Em entrevista ao gshow, a artista relatou que chegou ao set de filmagem sem certezas de que seu desempenho seria satisfatório. Ela descreveu o momento como marcado por muita vergonha e dúvidas, especialmente por sua pouca experiência com a atuação em televisão. Apesar de possuir uma certa familiaridade com a câmera, ela admitiu que a dinâmica do set era diferente da que estava acostumada, o que contribuiu para a ansiedade inicial. Contudo, Ana destacou que, ao final, tudo acabou dando certo, e ela conseguiu superar as dificuldades do começo.
A participação na novela representou um avanço significativo na trajetória profissional de Ana Castela, que, apesar de ter tido contato com o teatro na infância — participando de peças escolares — nunca tinha atuado em uma produção de televisão com tantas falas e uma personagem mais complexa.
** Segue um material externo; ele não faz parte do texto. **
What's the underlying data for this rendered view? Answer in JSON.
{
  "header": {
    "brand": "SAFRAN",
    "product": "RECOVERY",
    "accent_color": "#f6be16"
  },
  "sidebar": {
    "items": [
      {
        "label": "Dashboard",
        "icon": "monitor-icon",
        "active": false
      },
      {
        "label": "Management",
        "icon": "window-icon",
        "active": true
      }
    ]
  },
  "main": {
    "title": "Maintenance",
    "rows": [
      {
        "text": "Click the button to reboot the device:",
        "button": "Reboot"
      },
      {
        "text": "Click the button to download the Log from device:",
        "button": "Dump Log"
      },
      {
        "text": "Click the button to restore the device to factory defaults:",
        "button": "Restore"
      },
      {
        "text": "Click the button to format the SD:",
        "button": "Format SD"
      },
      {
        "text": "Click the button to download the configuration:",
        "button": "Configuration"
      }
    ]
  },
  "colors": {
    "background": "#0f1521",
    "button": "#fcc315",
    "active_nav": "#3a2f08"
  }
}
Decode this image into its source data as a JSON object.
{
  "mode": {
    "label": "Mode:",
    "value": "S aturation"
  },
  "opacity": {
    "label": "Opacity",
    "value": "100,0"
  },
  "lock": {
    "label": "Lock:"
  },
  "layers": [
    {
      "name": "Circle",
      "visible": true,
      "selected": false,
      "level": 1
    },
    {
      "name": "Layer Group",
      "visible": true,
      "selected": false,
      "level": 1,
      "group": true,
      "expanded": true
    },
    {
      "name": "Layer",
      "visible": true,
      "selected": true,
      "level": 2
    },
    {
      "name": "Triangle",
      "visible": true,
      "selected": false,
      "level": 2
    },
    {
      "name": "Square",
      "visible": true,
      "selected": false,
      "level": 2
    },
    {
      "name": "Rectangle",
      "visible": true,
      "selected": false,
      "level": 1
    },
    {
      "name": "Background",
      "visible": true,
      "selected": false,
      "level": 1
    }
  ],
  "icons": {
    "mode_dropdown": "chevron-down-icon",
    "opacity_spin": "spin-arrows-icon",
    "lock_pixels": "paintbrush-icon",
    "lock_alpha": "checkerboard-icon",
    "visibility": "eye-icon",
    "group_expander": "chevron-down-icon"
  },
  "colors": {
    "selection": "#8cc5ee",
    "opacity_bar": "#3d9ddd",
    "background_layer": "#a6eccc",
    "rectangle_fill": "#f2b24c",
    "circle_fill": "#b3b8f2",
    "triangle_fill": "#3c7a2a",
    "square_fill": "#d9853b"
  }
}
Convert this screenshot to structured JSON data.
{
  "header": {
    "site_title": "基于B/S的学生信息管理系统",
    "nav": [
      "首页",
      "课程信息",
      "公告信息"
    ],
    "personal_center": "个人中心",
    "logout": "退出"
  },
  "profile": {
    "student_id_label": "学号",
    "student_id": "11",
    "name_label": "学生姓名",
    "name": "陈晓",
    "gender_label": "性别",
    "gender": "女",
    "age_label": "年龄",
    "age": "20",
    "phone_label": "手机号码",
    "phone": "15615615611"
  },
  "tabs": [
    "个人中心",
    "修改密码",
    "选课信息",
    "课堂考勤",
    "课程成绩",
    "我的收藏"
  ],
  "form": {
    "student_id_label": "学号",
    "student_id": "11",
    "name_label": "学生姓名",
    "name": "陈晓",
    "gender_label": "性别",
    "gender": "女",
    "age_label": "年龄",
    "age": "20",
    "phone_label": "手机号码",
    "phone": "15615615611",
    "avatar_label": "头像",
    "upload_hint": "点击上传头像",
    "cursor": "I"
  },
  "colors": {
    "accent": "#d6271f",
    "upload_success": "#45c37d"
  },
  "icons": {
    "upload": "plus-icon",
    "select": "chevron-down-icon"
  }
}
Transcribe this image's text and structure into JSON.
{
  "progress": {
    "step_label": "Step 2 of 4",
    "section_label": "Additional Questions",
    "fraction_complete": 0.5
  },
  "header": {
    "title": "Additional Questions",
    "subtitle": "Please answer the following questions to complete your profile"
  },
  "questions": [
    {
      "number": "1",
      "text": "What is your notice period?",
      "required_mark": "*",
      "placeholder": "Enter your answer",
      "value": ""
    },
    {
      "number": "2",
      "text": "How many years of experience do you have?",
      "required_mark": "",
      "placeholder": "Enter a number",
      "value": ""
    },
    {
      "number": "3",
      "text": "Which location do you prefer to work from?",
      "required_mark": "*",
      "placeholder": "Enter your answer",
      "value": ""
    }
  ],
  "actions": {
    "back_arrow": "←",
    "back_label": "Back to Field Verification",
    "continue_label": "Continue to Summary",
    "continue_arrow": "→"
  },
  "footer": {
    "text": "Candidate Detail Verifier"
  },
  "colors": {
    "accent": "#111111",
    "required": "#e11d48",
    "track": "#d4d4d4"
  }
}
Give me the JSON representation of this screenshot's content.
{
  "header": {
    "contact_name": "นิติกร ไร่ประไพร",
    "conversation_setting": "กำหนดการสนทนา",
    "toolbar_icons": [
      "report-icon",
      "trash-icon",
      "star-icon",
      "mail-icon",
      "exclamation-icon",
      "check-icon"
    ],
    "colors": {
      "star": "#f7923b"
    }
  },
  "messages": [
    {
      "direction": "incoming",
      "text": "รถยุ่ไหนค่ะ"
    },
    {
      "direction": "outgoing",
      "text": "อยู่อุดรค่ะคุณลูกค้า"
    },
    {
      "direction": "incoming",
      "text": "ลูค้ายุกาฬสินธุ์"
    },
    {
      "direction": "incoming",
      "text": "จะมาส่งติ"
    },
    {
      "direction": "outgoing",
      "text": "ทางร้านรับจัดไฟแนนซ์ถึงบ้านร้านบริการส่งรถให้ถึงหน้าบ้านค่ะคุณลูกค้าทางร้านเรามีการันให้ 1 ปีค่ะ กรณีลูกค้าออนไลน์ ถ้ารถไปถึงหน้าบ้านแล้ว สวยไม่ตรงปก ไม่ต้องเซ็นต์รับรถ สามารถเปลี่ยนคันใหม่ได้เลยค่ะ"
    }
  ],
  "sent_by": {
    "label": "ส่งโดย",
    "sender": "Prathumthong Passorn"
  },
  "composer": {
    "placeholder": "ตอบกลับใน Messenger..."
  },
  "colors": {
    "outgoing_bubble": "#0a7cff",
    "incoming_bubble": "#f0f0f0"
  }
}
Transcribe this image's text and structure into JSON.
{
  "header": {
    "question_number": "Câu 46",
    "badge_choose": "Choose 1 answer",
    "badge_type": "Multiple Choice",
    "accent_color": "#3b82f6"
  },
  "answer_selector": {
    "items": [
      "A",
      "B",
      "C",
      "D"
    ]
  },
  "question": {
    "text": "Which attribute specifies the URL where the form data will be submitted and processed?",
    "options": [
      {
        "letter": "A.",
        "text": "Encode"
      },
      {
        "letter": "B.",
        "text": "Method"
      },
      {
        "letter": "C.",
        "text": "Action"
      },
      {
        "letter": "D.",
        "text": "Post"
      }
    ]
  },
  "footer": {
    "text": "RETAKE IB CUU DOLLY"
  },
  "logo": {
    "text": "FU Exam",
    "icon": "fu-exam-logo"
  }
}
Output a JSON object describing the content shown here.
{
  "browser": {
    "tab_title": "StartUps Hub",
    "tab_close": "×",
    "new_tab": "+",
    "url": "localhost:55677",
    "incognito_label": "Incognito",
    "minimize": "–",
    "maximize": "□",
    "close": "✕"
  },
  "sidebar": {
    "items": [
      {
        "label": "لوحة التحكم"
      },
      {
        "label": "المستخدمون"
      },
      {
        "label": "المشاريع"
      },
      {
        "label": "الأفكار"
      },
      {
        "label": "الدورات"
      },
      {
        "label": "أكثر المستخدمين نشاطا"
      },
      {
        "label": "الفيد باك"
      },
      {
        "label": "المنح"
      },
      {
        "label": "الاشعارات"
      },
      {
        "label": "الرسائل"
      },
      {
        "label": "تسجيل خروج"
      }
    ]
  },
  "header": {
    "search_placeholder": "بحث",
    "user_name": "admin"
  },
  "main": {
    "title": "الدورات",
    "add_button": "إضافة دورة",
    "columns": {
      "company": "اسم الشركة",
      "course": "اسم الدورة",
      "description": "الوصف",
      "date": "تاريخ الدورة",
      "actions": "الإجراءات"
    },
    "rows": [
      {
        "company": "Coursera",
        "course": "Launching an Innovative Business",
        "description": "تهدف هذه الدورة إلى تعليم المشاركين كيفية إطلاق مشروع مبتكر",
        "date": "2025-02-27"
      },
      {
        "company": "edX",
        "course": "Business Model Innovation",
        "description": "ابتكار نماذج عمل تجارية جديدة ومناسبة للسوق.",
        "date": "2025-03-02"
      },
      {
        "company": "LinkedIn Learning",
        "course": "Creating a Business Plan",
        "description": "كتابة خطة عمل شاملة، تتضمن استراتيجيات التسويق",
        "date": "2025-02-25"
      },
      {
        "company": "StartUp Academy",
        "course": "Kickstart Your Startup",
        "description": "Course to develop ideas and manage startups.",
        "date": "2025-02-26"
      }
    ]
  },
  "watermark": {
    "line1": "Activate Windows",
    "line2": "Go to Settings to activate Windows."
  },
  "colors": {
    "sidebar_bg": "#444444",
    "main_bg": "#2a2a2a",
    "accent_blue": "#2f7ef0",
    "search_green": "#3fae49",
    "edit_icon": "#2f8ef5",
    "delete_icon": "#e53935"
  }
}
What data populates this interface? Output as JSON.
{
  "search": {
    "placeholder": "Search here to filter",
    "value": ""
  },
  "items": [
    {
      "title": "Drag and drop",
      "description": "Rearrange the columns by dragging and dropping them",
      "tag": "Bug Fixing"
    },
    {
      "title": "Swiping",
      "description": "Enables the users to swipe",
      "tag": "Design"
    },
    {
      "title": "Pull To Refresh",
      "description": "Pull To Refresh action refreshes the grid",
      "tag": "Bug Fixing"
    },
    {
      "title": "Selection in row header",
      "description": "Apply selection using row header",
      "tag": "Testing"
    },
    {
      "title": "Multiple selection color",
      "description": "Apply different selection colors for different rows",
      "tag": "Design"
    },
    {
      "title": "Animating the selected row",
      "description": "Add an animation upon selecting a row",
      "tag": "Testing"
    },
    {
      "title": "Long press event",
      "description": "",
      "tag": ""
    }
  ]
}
Para ela, a experiência foi um passo importante tanto como cantora quanto como atriz, ampliando seus horizontes na área artística.
Além de atuar, Ana também emprestou sua voz à abertura de “Coração Acelerado”, reforçando sua versatilidade artística. Sua participação na novela trouxe uma nova dimensão à sua carreira, que busca explorar diferentes aspectos do universo artístico, além do sertanejo.
A atuação na produção derivada do universo de “Coração Acelerado”, intitulada “Onde Está a Boiadeira?”, exigiu de Ana uma interpretação mais profunda e emocional. Ela precisou abandonar a postura de si mesma para atuar em cenas que demandavam maior intensidade de emoções, como transmitir medo e choro. Ana admitiu que esse aspecto do trabalho foi mais difícil do que simplesmente interpretar uma versão de si mesma, exigindo técnicas mais elaboradas de atuação.
Para facilitar sua adaptação ao ambiente dos estúdios, Ana contou com o apoio de colegas de elenco. Filipe Bragança e Isadora Cruz estiveram entre os atores que a ajudaram nos primeiros dias de gravação, oferecendo suporte e orientações. Mais recentemente, André Luiz Frambach também passou a auxiliá-la durante o processo de adaptação, contribuindo para que ela se sentisse mais confortável diante das câmeras e com o desenvolvimento de suas habilidades de atuação.
A experiência de Ana Castela na televisão revela uma fase de aprendizado e crescimento, marcada pela superação de inseguranças iniciais e pelo desenvolvimento de novas competências artísticas. Sua trajetória demonstra a busca por diversificação na carreira e o desejo de explorar diferentes áreas do talento artístico, consolidando-se como uma artista completa.